Many poor people say they have no choice.
“Rather than staying outside with our children, we came in,” Kanoute said. “The walls were damp and mouldy. There was no electricity in the bathroom. I have been washing in the dark for years.”
In 2004, there were 4.5 million immigrants aged over 18 in France, making up 9.6 per cent of the population, according to the national statistics office INSEE.
The interior ministry has said there are between 200,000 and 400,000 illegal immigrants in France, seen as a kind of “promised land” to unemployed youths in former African colonies.
In Paris, more than 100,000 families, many immigrants, are waiting for permanent social housing, officials say. For now, they live with friends or stay in shabby hotels or squats.
Rene Dutrey from Paris’ Green party, which is a partner in the city government, says it is hard to say how many of these are foreigners but a majority of those living in unhygienic flats have an immigrant background.
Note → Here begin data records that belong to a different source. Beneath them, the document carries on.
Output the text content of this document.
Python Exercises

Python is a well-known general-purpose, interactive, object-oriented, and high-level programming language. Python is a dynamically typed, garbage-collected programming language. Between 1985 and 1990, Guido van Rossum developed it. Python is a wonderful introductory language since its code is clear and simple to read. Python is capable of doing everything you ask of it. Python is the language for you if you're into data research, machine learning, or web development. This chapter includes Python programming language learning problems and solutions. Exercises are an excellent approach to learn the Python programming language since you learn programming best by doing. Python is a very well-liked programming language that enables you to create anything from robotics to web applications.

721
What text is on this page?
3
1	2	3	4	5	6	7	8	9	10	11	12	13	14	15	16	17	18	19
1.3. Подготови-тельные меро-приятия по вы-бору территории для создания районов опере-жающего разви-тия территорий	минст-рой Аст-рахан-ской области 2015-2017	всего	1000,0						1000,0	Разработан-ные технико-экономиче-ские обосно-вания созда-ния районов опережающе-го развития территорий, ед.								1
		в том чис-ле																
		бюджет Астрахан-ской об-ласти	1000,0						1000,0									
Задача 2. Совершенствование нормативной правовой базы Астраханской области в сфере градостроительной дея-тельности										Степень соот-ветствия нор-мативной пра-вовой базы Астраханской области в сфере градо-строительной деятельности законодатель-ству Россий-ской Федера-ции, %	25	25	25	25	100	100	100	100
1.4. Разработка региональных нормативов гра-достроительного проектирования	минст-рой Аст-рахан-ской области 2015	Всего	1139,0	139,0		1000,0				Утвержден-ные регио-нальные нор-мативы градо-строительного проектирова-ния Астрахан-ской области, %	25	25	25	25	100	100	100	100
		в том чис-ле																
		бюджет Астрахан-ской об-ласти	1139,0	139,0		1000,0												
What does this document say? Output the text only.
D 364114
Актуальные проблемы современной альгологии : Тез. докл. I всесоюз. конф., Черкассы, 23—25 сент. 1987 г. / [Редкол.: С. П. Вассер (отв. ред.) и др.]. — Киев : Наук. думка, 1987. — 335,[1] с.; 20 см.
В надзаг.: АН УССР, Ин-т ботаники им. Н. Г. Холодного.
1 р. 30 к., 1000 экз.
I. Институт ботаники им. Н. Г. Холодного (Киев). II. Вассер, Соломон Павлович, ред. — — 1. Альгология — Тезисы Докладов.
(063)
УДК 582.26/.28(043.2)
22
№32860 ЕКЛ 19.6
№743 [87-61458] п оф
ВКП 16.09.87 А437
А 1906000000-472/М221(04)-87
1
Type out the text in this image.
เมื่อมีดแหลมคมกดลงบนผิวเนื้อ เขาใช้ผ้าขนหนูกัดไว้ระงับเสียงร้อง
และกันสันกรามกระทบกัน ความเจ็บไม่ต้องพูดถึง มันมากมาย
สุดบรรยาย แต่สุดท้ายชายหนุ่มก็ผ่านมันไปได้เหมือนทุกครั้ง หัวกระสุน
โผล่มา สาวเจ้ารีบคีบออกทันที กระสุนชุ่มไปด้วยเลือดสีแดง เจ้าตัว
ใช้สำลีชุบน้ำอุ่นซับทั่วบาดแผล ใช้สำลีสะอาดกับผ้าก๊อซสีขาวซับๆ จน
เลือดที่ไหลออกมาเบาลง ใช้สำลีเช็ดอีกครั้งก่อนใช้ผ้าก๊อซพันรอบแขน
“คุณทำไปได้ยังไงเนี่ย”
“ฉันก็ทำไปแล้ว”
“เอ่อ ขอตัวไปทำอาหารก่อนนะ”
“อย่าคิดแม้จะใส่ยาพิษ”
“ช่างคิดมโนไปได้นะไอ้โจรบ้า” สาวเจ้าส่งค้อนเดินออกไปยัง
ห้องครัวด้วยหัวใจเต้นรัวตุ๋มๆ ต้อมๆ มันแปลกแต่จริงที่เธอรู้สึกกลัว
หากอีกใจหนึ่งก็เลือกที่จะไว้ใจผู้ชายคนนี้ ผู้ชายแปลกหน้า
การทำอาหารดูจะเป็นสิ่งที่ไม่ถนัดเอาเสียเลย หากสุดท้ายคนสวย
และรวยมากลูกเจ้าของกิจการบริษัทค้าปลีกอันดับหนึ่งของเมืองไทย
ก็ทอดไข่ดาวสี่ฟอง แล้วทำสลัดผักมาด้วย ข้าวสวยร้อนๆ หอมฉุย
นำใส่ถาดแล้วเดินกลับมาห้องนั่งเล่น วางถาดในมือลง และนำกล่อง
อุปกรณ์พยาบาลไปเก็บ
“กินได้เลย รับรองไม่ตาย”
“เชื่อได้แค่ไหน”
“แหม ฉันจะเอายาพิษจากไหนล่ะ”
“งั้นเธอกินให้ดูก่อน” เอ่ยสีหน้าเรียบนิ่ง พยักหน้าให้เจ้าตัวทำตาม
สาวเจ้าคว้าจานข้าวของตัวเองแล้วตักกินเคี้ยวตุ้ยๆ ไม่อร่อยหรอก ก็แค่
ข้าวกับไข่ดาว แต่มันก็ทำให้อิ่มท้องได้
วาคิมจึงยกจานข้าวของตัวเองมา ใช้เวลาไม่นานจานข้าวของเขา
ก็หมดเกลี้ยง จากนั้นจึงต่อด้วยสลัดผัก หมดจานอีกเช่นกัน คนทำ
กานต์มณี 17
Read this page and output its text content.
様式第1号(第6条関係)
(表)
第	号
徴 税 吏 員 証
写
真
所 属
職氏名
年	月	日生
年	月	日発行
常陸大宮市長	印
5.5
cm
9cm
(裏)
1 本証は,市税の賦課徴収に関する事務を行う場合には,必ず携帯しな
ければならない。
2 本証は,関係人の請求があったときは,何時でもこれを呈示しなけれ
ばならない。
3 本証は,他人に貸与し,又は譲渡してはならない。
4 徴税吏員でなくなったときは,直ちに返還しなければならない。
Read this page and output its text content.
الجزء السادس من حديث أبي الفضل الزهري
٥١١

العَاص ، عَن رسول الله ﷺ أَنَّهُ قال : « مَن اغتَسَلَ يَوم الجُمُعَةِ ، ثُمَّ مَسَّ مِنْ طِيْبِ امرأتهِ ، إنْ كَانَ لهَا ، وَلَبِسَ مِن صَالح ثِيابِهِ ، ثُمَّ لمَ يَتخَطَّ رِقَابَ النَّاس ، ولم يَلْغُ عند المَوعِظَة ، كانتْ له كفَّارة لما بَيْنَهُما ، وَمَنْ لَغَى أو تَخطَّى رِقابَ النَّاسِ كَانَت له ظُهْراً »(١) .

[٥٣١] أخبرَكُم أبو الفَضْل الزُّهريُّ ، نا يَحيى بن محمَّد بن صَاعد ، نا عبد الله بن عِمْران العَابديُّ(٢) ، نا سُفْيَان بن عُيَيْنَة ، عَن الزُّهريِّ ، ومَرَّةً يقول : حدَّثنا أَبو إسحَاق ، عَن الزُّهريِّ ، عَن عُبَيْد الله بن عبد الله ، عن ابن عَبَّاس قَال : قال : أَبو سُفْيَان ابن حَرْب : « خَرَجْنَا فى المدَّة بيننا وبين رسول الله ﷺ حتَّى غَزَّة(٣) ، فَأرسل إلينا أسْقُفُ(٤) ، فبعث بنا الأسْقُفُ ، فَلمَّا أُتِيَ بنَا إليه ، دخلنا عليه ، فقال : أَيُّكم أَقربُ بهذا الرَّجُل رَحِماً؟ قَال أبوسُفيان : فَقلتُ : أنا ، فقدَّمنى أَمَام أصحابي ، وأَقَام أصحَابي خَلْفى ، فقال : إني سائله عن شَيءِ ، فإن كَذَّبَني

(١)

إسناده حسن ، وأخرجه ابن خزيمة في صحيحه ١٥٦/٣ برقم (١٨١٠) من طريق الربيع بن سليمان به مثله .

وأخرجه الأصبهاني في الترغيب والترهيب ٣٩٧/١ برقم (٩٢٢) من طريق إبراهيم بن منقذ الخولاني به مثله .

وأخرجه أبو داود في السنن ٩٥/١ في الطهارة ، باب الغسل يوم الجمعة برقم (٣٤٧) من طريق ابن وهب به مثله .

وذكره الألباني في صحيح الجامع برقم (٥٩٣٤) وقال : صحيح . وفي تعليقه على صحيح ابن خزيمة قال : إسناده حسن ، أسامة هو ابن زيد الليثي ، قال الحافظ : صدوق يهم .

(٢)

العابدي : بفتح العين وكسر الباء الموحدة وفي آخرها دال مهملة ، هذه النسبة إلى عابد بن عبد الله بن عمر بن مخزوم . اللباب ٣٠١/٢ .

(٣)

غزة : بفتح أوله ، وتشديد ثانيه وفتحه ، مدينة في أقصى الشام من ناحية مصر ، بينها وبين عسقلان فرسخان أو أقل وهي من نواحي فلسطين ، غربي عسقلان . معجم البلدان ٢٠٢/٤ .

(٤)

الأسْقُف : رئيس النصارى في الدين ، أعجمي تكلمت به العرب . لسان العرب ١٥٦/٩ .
“They are the most vulnerable,” he said. “They face discrimination on the private housing market because many landlords don’t want black people. And they are discriminated against because they don’t have the resources.”
Others say the discrimination extends to the job market.
“Many immigrants are doing the work the French don’t want,” said Jean-Pierre Dubois from the LDH human rights group. “They are more likely to take on short-term contracts.”
Two fires killed 24 people in derelict houses in Paris at the end of August.
“It’s always Africans. Always, always, always,” Kanoute said, watching her children play around their makeshift camp.
“We are the ones who get up in the mornings to work in buildings ... It’s African women cleaning up the mess of politicians in their offices in the morning. And at night, we come back to our derelict homes. Is that normal?”
After the fires, the government vowed to make land available to build more than 20,000 homes and said it would provide 50 million euros ($60 million) to renovate decrepit buildings.
But opposition parties and anti-racism groups have said the measures will not be enough to solve the housing crisis.